The generator is in a feedback loop with the discriminator.
Recurrent Neural Networks – RNNs
RNNSare neural networks in which data can flow in any direction. These networks are used for applications such as language modelling or Natural Language Processing (NLP).
The basic concept underlying RNNs is to utilize sequential information. In a normal neural network it is assumed that all inputs and outputs are independent of each other. If we want to predict the next word in a sentence we have to know which words came before it.
RNNs are called recurrent as they repeat the same task for every element of a sequence, with the output being based on the previous computations. RNNs thus can be said to have a “memory” that captures information about what has been previously calculated. In theory, RNNs can use information in very long sequences, but in reality, they can look back only a few steps.
Long short-term memory networks (LSTMs) are most commonly used RNNs.
Together with convolutional Neural Networks, RNNs have been used as part of a model to generate descriptions for unlabelled images. It is quite amazing how well this seems to work.

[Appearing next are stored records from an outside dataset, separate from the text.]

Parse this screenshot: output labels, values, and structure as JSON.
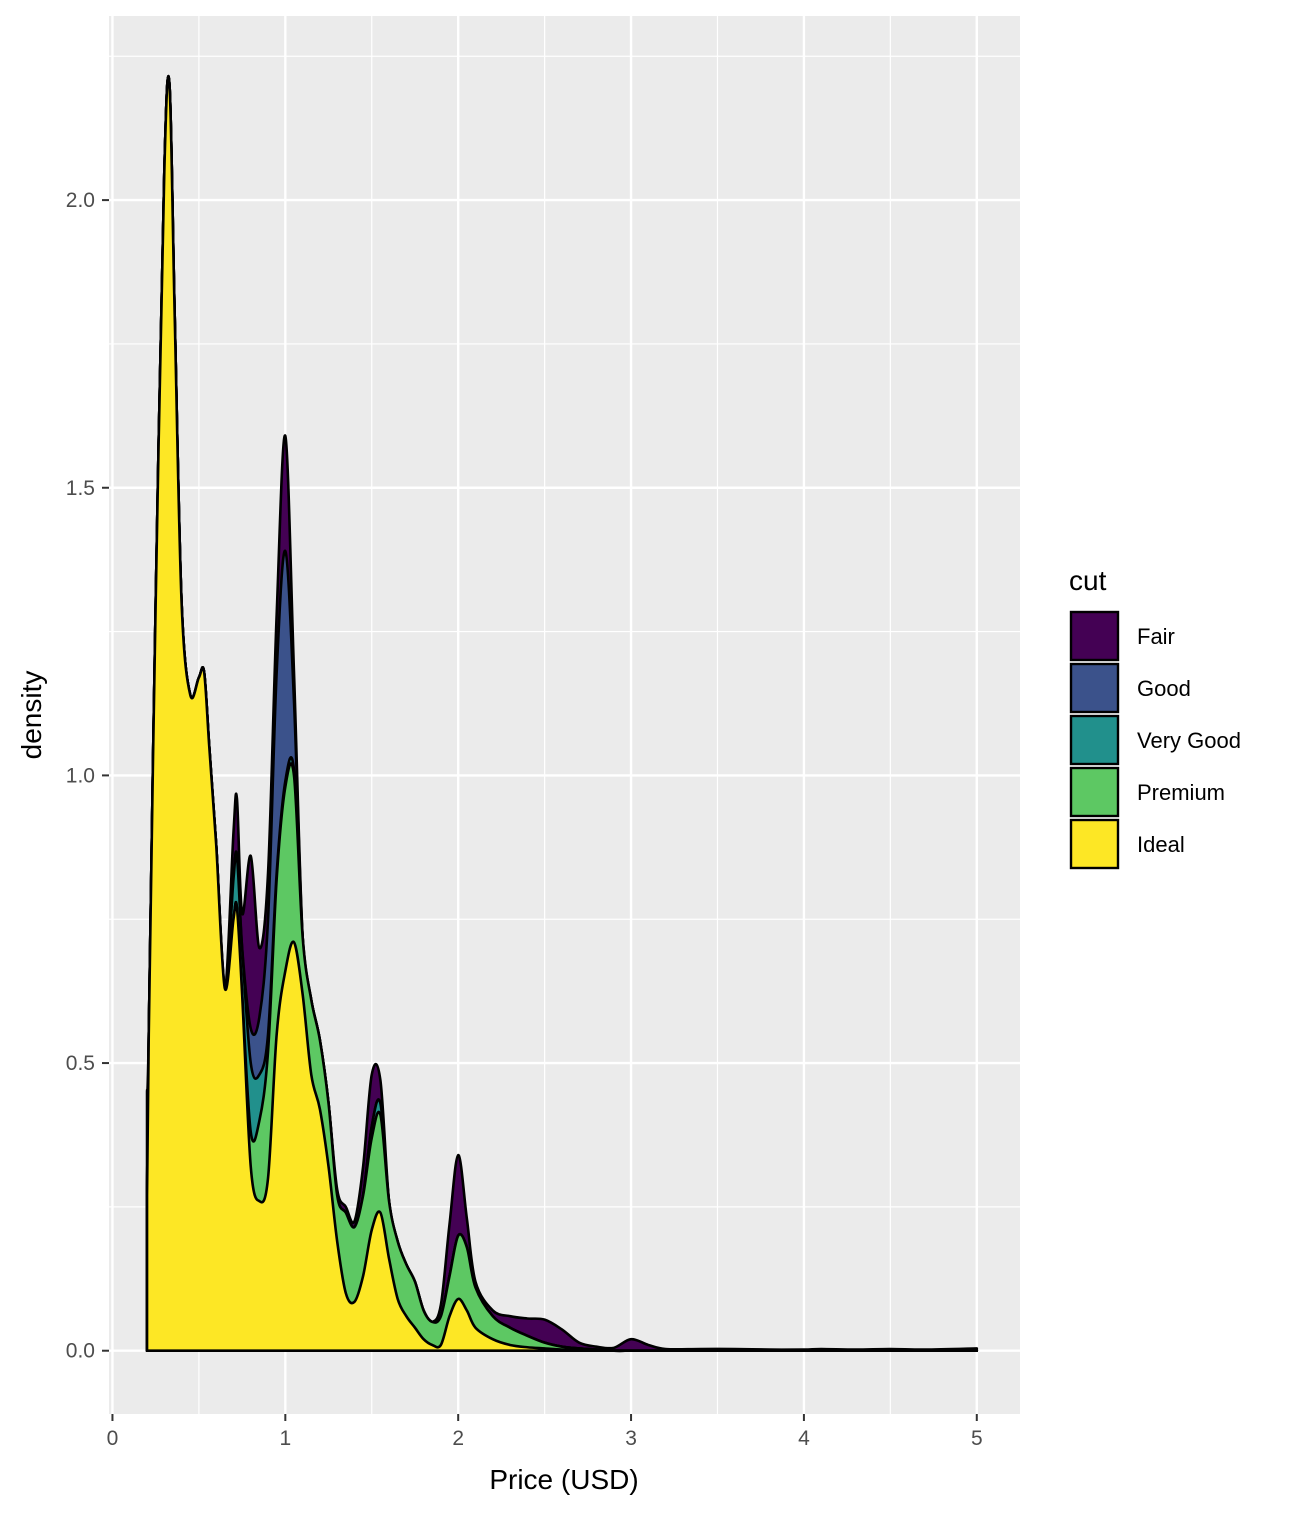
{
  "chart_data": {
    "type": "area",
    "stacking": "stacked",
    "xlabel": "Price (USD)",
    "ylabel": "density",
    "xlim": [
      -0.02,
      5.25
    ],
    "ylim": [
      -0.11,
      2.32
    ],
    "x_ticks": [
      0,
      1,
      2,
      3,
      4,
      5
    ],
    "x_tick_labels": [
      "0",
      "1",
      "2",
      "3",
      "4",
      "5"
    ],
    "y_ticks": [
      0.0,
      0.5,
      1.0,
      1.5,
      2.0
    ],
    "y_tick_labels": [
      "0.0",
      "0.5",
      "1.0",
      "1.5",
      "2.0"
    ],
    "grid": true,
    "legend": {
      "title": "cut",
      "position": "right"
    },
    "x": [
      0.2,
      0.21,
      0.25,
      0.3,
      0.33,
      0.36,
      0.4,
      0.45,
      0.5,
      0.53,
      0.56,
      0.6,
      0.65,
      0.7,
      0.72,
      0.75,
      0.8,
      0.85,
      0.9,
      0.95,
      1.0,
      1.05,
      1.1,
      1.15,
      1.2,
      1.25,
      1.3,
      1.35,
      1.4,
      1.45,
      1.5,
      1.55,
      1.6,
      1.65,
      1.7,
      1.75,
      1.8,
      1.85,
      1.9,
      1.95,
      2.0,
      2.05,
      2.1,
      2.2,
      2.3,
      2.4,
      2.5,
      2.6,
      2.7,
      2.8,
      2.9,
      3.0,
      3.1,
      3.2,
      3.4,
      3.6,
      3.8,
      4.0,
      4.1,
      4.3,
      4.5,
      4.7,
      5.0
    ],
    "series": [
      {
        "name": "Ideal",
        "color": "#FDE725",
        "values": [
          0.27,
          0.55,
          1.3,
          2.05,
          2.2,
          1.8,
          1.3,
          1.14,
          1.17,
          1.18,
          1.05,
          0.88,
          0.63,
          0.75,
          0.77,
          0.62,
          0.32,
          0.26,
          0.3,
          0.55,
          0.66,
          0.71,
          0.62,
          0.48,
          0.42,
          0.32,
          0.19,
          0.1,
          0.085,
          0.13,
          0.21,
          0.24,
          0.16,
          0.09,
          0.06,
          0.04,
          0.02,
          0.01,
          0.01,
          0.06,
          0.09,
          0.07,
          0.04,
          0.02,
          0.01,
          0.006,
          0.004,
          0.002,
          0.001,
          0.0,
          0.0,
          0.0,
          0.0,
          0.0,
          0.0,
          0.0,
          0.0,
          0.0,
          0.0,
          0.0,
          0.0,
          0.0,
          0.0
        ]
      },
      {
        "name": "Premium",
        "color": "#5DC863",
        "values": [
          0.01,
          0.0,
          0.0,
          0.0,
          0.0,
          0.0,
          0.0,
          0.0,
          0.0,
          0.0,
          0.0,
          0.0,
          0.0,
          0.0,
          0.0,
          0.0,
          0.06,
          0.14,
          0.22,
          0.27,
          0.32,
          0.29,
          0.1,
          0.13,
          0.12,
          0.11,
          0.08,
          0.14,
          0.13,
          0.14,
          0.16,
          0.17,
          0.1,
          0.1,
          0.09,
          0.08,
          0.05,
          0.04,
          0.05,
          0.07,
          0.11,
          0.11,
          0.07,
          0.04,
          0.03,
          0.02,
          0.01,
          0.005,
          0.003,
          0.002,
          0.0,
          0.0,
          0.0,
          0.0,
          0.0,
          0.0,
          0.0,
          0.0,
          0.0,
          0.0,
          0.0,
          0.0,
          0.0
        ]
      },
      {
        "name": "Very Good",
        "color": "#21908C",
        "values": [
          0.0,
          0.0,
          0.0,
          0.0,
          0.0,
          0.0,
          0.0,
          0.0,
          0.0,
          0.0,
          0.0,
          0.0,
          0.0,
          0.07,
          0.09,
          0.08,
          0.12,
          0.08,
          0.03,
          0.01,
          0.01,
          0.01,
          0.0,
          0.0,
          0.0,
          0.0,
          0.0,
          0.0,
          0.0,
          0.0,
          0.02,
          0.02,
          0.0,
          0.0,
          0.0,
          0.0,
          0.0,
          0.0,
          0.0,
          0.0,
          0.0,
          0.0,
          0.0,
          0.0,
          0.0,
          0.0,
          0.0,
          0.0,
          0.0,
          0.0,
          0.0,
          0.0,
          0.0,
          0.0,
          0.0,
          0.0,
          0.0,
          0.0,
          0.0,
          0.0,
          0.0,
          0.0,
          0.0
        ]
      },
      {
        "name": "Good",
        "color": "#3B528B",
        "values": [
          0.0,
          0.0,
          0.0,
          0.0,
          0.0,
          0.0,
          0.0,
          0.0,
          0.0,
          0.0,
          0.0,
          0.0,
          0.0,
          0.0,
          0.0,
          0.0,
          0.06,
          0.1,
          0.2,
          0.35,
          0.4,
          0.12,
          0.0,
          0.0,
          0.0,
          0.0,
          0.0,
          0.0,
          0.0,
          0.0,
          0.0,
          0.0,
          0.0,
          0.0,
          0.0,
          0.0,
          0.0,
          0.0,
          0.0,
          0.0,
          0.0,
          0.0,
          0.0,
          0.0,
          0.0,
          0.0,
          0.0,
          0.0,
          0.0,
          0.0,
          0.0,
          0.0,
          0.0,
          0.0,
          0.0,
          0.0,
          0.0,
          0.0,
          0.0,
          0.0,
          0.0,
          0.0,
          0.0
        ]
      },
      {
        "name": "Fair",
        "color": "#440154",
        "values": [
          0.17,
          0.0,
          0.0,
          0.0,
          0.0,
          0.0,
          0.0,
          0.0,
          0.0,
          0.0,
          0.0,
          0.0,
          0.0,
          0.08,
          0.1,
          0.06,
          0.3,
          0.12,
          0.08,
          0.1,
          0.2,
          0.05,
          0.0,
          0.0,
          0.0,
          0.0,
          0.01,
          0.01,
          0.01,
          0.05,
          0.09,
          0.04,
          0.0,
          0.0,
          0.0,
          0.0,
          0.0,
          0.0,
          0.02,
          0.09,
          0.14,
          0.05,
          0.01,
          0.01,
          0.02,
          0.03,
          0.04,
          0.03,
          0.01,
          0.005,
          0.005,
          0.02,
          0.01,
          0.003,
          0.003,
          0.003,
          0.002,
          0.002,
          0.003,
          0.002,
          0.003,
          0.002,
          0.004
        ]
      }
    ]
  }
}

Convolutional Deep Neural Networks – CNNs
If we increase the number of layers in a neural network to make it deeper, it increases the complexity of the network and allows us to model functions that are more complicated. However, the number of weights and biases will exponentially increase. As a matter of fact, learning such difficult problems can become impossible for normal neural networks. This leads to a solution, the convolutional neural networks.
CNNs are extensively used in computer vision; have been applied also in acoustic modelling for automatic speech recognition.
The idea behind convolutional neural networks is the idea of a “moving filter” which passes through the image. This moving filter, or convolution, applies to a certain neighbourhood of nodes which for example may be pixels, where the filter applied is 0.5 x the node value −
Noted researcher Yann LeCun pioneered convolutional neural networks. Facebook as facial recognition software uses these nets. CNN have been the go to solution for machine vision projects. There are many layers to a convolutional network. In Imagenet challenge, a machine was able to beat a human at object recognition in 2015.
In a nutshell, Convolutional Neural Networks (CNNs) are multi-layer neural networks. The layers are sometimes up to 17 or more and assume the input data to be images.
CNNs drastically reduce the number of parameters that need to be tuned. So, CNNs efficiently handle the high dimensionality of raw images.